I say again, let no one think me a fool. If otherwise, at least receive me as a fool, that I also may boast a little. What I speak, I speak not according to the Lord, but as it were, foolishly, in this confidence of boasting. Seeing that many boast according to the flesh, I also will boast. For you put up with fools gladly, since you yourselves are wise! For you put up with it if one brings you into bondage, if one devours you, if one takes from you, if one exalts himself, if one strikes you on the face. To our shame I say that we were too weak for that! But in whatever anyone is bold—I speak foolishly—I am bold also.
Are they Hebrews? So am I. Are they Israelites? So am I. Are they the seed of Abraham? So am I. Are they ministers of Christ?—I speak as a fool—I am more: in labors more abundant, in stripes above measure, in prisons more frequently, in deaths often. From the Jews five times I received forty stripes minus one. Three times I was beaten with rods; once I was stoned; three times I was shipwrecked; a night and a day I have been in the deep; in journeys often, in perils of waters, in perils of robbers, in perils of my own countrymen, in perils of the Gentiles, in perils in the city, in perils in the wilderness, in perils in the sea, in perils among false brethren; in weariness and toil, in sleeplessness often, in hunger and thirst, in fastings often, in cold and nakedness— besides the other things, what comes upon me daily: my deep concern for all the churches. Who is weak, and I am not weak? Who is made to stumble, and I do not burn with indignation?
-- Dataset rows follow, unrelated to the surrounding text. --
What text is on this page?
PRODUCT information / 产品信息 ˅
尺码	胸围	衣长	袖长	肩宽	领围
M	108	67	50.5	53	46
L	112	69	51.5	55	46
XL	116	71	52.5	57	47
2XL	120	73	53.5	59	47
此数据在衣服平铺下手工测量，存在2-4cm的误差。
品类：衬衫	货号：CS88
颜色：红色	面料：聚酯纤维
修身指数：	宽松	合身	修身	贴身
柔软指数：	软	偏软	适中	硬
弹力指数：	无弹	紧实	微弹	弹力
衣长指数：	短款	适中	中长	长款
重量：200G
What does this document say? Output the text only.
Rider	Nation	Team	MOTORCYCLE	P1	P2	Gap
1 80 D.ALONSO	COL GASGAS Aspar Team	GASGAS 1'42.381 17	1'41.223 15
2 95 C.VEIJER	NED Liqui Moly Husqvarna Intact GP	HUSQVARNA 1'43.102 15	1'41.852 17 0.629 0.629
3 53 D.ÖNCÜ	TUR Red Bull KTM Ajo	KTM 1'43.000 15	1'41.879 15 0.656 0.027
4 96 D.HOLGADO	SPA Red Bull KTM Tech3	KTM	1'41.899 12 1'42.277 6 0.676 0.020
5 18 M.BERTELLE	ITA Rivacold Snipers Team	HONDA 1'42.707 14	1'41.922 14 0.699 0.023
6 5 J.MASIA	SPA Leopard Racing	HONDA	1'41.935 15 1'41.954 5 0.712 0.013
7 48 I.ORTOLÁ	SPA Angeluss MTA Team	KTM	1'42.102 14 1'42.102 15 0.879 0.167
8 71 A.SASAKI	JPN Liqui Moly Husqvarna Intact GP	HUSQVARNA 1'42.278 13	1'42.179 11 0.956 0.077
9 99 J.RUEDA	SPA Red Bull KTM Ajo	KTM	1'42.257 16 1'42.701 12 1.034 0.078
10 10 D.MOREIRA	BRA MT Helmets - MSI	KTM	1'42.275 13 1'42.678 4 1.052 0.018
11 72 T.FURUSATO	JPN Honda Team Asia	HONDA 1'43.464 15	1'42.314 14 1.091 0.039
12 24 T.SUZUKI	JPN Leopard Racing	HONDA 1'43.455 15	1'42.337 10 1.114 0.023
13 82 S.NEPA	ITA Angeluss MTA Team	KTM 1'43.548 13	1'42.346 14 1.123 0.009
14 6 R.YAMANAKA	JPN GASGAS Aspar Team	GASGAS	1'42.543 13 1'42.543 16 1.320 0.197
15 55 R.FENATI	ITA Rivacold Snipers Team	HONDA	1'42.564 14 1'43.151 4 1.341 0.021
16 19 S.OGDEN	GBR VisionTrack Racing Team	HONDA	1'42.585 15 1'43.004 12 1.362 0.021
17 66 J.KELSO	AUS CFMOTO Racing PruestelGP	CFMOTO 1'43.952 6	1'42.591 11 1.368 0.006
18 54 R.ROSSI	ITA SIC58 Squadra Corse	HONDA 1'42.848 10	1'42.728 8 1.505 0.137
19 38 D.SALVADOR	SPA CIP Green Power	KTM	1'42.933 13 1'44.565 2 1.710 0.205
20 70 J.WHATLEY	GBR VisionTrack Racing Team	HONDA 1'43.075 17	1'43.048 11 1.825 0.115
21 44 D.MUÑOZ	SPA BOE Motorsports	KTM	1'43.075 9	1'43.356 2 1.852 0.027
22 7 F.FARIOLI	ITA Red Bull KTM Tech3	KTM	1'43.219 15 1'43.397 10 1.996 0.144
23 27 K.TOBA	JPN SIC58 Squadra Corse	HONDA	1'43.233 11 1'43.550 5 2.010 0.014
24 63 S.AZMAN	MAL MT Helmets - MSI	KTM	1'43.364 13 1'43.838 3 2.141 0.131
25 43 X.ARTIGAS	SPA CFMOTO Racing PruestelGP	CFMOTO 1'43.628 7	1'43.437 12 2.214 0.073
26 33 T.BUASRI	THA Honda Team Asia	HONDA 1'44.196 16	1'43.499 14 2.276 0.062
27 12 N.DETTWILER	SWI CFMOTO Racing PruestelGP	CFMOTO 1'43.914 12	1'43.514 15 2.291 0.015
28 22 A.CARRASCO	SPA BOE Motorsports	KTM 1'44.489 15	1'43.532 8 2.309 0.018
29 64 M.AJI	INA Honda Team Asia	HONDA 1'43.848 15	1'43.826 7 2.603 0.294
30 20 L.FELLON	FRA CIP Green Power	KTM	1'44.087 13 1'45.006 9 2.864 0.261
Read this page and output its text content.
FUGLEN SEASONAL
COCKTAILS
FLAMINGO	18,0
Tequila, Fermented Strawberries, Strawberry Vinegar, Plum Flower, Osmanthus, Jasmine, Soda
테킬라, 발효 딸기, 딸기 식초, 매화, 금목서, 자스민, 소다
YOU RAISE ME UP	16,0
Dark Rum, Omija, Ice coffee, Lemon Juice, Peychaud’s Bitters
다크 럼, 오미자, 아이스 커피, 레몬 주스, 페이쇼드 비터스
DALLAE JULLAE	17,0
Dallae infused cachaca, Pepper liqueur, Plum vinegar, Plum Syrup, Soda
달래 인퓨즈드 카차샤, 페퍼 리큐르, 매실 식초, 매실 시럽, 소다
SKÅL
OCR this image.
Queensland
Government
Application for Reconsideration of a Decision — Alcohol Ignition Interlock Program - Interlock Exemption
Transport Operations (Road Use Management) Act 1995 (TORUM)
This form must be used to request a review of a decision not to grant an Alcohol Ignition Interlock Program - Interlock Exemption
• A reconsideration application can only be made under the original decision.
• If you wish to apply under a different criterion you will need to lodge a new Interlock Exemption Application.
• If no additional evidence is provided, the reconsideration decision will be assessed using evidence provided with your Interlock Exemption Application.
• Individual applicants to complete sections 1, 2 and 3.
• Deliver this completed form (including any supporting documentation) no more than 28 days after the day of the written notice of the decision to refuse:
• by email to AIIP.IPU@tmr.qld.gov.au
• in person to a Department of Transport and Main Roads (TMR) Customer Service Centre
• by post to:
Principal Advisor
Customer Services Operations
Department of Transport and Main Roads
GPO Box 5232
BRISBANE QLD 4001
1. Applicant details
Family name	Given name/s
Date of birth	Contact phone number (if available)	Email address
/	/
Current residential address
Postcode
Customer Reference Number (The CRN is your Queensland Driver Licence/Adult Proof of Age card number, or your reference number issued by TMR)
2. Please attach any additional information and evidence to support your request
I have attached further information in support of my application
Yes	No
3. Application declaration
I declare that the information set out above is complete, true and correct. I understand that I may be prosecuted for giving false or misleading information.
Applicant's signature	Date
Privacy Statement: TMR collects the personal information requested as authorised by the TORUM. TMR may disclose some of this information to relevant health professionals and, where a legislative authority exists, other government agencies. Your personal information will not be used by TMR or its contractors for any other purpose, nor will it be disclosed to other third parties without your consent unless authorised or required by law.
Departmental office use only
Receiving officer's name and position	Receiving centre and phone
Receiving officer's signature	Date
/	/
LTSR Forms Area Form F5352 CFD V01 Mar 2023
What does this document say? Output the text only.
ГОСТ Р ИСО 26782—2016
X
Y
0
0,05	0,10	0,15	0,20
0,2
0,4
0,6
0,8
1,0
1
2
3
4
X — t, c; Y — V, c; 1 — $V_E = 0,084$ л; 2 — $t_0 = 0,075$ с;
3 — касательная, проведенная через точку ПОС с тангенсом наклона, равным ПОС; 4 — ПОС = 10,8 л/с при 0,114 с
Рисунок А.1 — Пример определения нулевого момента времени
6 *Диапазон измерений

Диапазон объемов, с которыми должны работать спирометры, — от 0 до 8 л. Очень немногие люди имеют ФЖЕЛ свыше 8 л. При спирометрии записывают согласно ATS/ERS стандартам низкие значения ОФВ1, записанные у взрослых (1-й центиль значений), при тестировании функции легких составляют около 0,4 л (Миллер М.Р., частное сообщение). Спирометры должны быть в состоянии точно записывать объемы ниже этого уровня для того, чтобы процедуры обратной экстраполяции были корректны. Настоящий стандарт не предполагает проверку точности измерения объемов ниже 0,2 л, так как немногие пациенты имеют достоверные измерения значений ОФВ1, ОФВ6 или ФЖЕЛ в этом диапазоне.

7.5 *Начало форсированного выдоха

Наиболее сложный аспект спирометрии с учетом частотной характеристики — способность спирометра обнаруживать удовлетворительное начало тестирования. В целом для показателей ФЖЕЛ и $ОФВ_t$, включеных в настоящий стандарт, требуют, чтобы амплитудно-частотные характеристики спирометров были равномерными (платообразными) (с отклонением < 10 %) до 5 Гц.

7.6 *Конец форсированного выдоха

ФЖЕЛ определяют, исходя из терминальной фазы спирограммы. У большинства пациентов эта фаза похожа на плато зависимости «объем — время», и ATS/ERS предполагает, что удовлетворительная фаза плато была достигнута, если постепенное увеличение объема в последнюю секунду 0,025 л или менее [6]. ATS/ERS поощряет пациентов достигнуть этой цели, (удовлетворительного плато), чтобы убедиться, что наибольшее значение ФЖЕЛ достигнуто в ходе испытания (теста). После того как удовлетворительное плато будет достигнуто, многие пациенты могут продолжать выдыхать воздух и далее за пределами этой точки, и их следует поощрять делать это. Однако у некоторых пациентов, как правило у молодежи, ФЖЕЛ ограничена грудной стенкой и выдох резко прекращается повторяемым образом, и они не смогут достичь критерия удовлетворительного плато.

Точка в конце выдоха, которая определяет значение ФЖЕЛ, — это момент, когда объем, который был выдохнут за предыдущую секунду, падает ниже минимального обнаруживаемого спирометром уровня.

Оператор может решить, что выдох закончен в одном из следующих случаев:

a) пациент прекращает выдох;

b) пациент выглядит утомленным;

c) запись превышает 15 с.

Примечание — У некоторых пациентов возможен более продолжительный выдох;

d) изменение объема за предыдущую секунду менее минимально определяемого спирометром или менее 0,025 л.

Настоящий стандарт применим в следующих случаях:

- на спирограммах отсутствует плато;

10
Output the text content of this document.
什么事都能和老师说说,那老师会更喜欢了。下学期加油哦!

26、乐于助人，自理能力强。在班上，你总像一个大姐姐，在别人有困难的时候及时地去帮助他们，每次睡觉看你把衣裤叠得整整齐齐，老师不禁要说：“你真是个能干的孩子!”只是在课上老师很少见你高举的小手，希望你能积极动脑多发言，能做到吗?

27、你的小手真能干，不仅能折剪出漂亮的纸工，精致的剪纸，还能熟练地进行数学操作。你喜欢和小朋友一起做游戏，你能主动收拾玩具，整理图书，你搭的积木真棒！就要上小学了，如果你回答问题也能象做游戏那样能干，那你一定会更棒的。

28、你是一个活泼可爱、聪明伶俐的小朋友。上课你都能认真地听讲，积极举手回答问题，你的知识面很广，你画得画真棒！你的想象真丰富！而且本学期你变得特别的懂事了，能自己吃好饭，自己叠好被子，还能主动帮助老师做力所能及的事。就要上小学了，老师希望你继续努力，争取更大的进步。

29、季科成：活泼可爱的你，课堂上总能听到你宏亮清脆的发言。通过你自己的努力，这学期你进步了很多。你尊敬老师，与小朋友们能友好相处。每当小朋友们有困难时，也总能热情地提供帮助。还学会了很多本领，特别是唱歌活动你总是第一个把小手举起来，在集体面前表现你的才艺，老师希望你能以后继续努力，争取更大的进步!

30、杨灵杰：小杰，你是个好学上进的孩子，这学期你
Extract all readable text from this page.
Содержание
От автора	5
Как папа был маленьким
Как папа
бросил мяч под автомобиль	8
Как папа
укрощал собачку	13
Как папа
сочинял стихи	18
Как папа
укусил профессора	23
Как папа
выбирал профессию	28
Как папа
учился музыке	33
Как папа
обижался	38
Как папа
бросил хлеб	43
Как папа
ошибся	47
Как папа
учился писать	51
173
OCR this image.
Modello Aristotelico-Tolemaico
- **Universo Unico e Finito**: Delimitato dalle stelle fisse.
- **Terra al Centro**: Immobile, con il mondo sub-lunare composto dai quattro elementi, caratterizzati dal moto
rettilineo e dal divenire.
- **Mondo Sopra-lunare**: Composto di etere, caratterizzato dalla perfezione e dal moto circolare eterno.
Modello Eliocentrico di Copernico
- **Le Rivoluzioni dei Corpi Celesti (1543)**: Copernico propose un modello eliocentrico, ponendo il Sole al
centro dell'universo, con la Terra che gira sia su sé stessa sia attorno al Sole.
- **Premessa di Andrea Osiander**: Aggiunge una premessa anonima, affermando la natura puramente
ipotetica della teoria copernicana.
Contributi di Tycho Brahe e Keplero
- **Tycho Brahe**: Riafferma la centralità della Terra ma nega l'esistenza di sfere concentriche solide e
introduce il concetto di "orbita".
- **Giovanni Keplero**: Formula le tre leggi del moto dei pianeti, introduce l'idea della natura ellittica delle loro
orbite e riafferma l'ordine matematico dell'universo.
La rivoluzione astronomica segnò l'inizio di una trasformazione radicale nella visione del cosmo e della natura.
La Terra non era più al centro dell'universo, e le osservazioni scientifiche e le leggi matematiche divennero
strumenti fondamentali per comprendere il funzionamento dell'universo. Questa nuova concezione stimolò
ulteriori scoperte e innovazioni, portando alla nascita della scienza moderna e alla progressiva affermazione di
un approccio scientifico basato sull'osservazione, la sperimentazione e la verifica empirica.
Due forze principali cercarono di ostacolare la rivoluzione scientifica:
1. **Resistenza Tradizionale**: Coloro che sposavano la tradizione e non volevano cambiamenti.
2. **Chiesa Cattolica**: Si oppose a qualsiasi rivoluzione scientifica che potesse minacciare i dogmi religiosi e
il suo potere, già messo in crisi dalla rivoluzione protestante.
If I must boast, I will boast in the things which concern my infirmity. The God and Father of our Lord Jesus Christ, who is blessed forever, knows that I am not lying. In Damascus the governor, under Aretas the king, was guarding the city of the Damascenes with a garrison, desiring to arrest me; but I was let down in a basket through a window in the wall, and escaped from his hands.